Fucking Truecrypt I'm getting rid of this shit

[Bart the General]

Files keep randomly disappearing if I leave them open and let computer sleep. Probably taken by your grandmother through that $300 device that takes gets the keyfile if you let your computer sleep with truecrypt open. Oh well, nothing of interest would be found but it's just annoying, shitty and I don't even trust 7.1a after the warrant canary sounding thing. Fuck bitlocker though, I don't trust that windows created shit either. I guess I'll get it if nothing else is out, just for encrypting text files, nothing else really.

What's the best alternative to this piece of shit?

[aldra]

posted before, but I'll condense:

1. truecrypt definitely does not work with hibernation mode, and I'm fairly certain sleep mode with open encryption containers will fail to save all changes before they're closed. I suggest not using either.

2. the most likely reason the original TC project was shut down (I believe there are forks you can try now) was hinted at in the early stages of the code audit - the code was messy and inefficient, and due to consistency in coding style and similarity of code used in functions throughout, indicating it was likely the work of a single anonymous coder. from there, one of two things: S/He was either angry and offended by the people constantly calling him an NSA shill, to the extent that enough money was raised (30k?) to run a full code audit on.
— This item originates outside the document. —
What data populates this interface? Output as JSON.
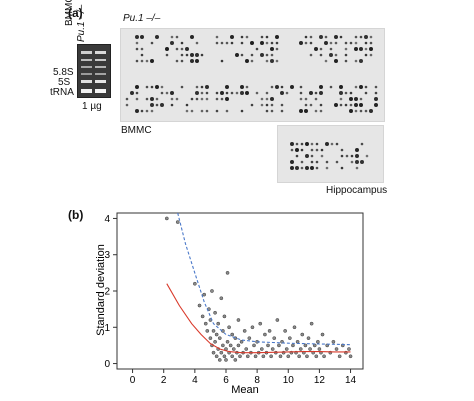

Either that or he valued his anonymity, and was afraid that further analysis may reveal enough about him to be identified. To this day there have been no major security flaws or any intentional backdoors detected by the professional audit.


3. He recommended BitLocker because, being native Windows software, it tends to be a lot more efficient than third-party encryption solutions. In terms of it being untrustworthy for being released by Microsoft, true - but if you're running Windows and it's compromised, any software you run on top of that is inherently insecure,

Consider a a hacker or child pornographer who has sensitive data they want to keep encrypted - every time they decrypt the file, they need to enter their passphrase, load it from a file or load their private key in order to decrypt the data. If it alphabet agency has access to the underlying operating system, they have access to intercept any keys that are loaded or transferred in memory, regardless of which software you use.

TL;DR: BitLocker isn't the problem, Microsoft's underlying security methodology potentially undermines any software encryption solution running on it.

I believe DM-CRYPT/LUKS is the defacto standard for lunix/bsd, but it has very limited support in Windows. You can mount, read and write to LUKS volumes with FreeOTFE (which is outdated as fuck, but I think it still works).

[Bart the General]

DM-CRYPT it is, thanks man, I just thought it was weird because the audit hadn't found anything irregular in the code, apparently it was like 50% done when they made that fucked up warrant canary sounding thing.

[redsky]

I use LUKS/dm-crypt full disk encryption on all my systems. IMO it's more secure than TC, largely because you can set a very high PBKDF2 iteration count to significantly slow down brute force/dictionary attacks.

If you're doing system encryption, you'll need a small (200-500MB) unencrypted boot partition to hold the kernel and initramfs, and likely some knowledge of LVM.